The visa lottery awards 50,000 green cards to foreign nationals with absolutely no ties to the U.S. and no special skills, through a computer-generated random drawing. According to the former chairman of the House Judiciary Committee, almost 1,900 aliens from state sponsors of terrorism were selected in the 2005 visa lottery.

This is not a program in America’s best interests.

Chain migration is another feature of our immigration system that does nothing to help America and its legal citizens.

While a formal amnesty for illegal immigrants has been debated on Capitol Hill, we already have a de facto amnesty program in the form of chain migration. President Trump announced that Saipov, through chain migration, alone brought 23 family members to the United States with him. Chain migration has deemed over three million immigrants eligible, but many must wait because of category limitations. This has served as a driver for illegal immigration, as these applicants choose not to wait for the U.S. immigration bureaucracy to process them.

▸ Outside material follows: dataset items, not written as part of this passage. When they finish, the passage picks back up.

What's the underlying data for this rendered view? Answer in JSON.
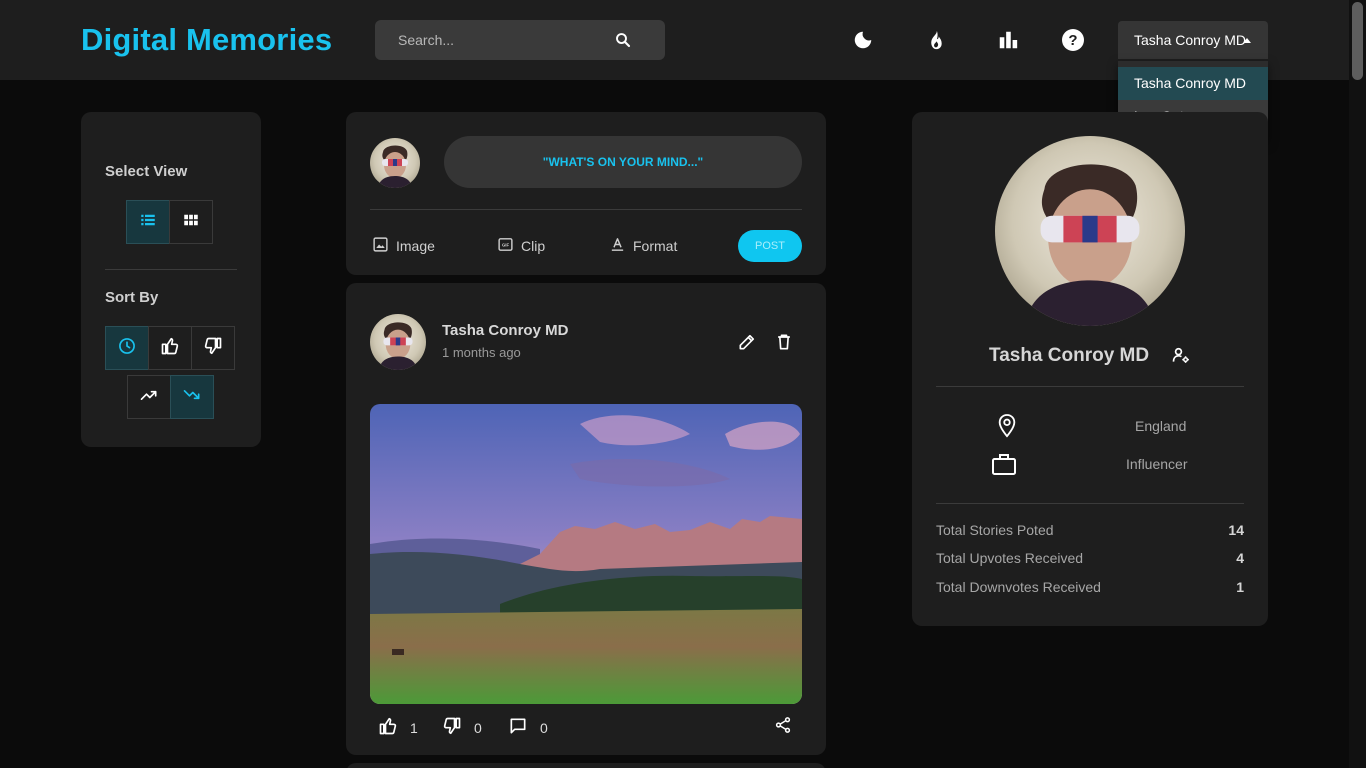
{
  "header": {
    "logo": "Digital Memories",
    "search_placeholder": "Search...",
    "icons": [
      "moon-icon",
      "fire-icon",
      "bar-chart-icon",
      "help-icon"
    ],
    "user_menu_label": "Tasha Conroy MD"
  },
  "dropdown": {
    "items": [
      {
        "label": "Tasha Conroy MD"
      },
      {
        "label": "Log Out"
      }
    ]
  },
  "sidebar": {
    "select_view_title": "Select View",
    "view_options": [
      "list-view-icon",
      "grid-view-icon"
    ],
    "sort_by_title": "Sort By",
    "sort_options": [
      "clock-icon",
      "thumbs-up-icon",
      "thumbs-down-icon",
      "trending-up-icon",
      "trending-down-icon"
    ]
  },
  "composer": {
    "prompt": "\"WHAT'S ON YOUR MIND...\"",
    "tools": [
      {
        "label": "Image",
        "icon": "image-icon"
      },
      {
        "label": "Clip",
        "icon": "gif-icon"
      },
      {
        "label": "Format",
        "icon": "text-format-icon"
      }
    ],
    "post_label": "POST"
  },
  "post": {
    "author": "Tasha Conroy MD",
    "time": "1 months ago",
    "upvotes": "1",
    "downvotes": "0",
    "comments": "0"
  },
  "profile": {
    "name": "Tasha Conroy MD",
    "location": "England",
    "occupation": "Influencer",
    "stats": [
      {
        "label": "Total Stories Poted",
        "value": "14"
      },
      {
        "label": "Total Upvotes Received",
        "value": "4"
      },
      {
        "label": "Total Downvotes Received",
        "value": "1"
      }
    ]
  },
  "colors": {
    "accent": "#19c2ee",
    "background": "#0b0b0b",
    "card": "#1e1e1e"
  }
}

A Pulse Opinion Research poll taken over the summer showed a majority of likely midterm voters support ending the visa lottery.

Sens. Tom Cotton (R-Ark.) and David Perdue (R-Ga.) have introduced the RAISE Act, which would, among other objectives, end the visa lottery program and refocus immigration policy in terms of merit, not need. In light of the carnage in his home state, will Schumer and others in his camp see the error of their ways and support legislation that protects American citizens? The time to act is now.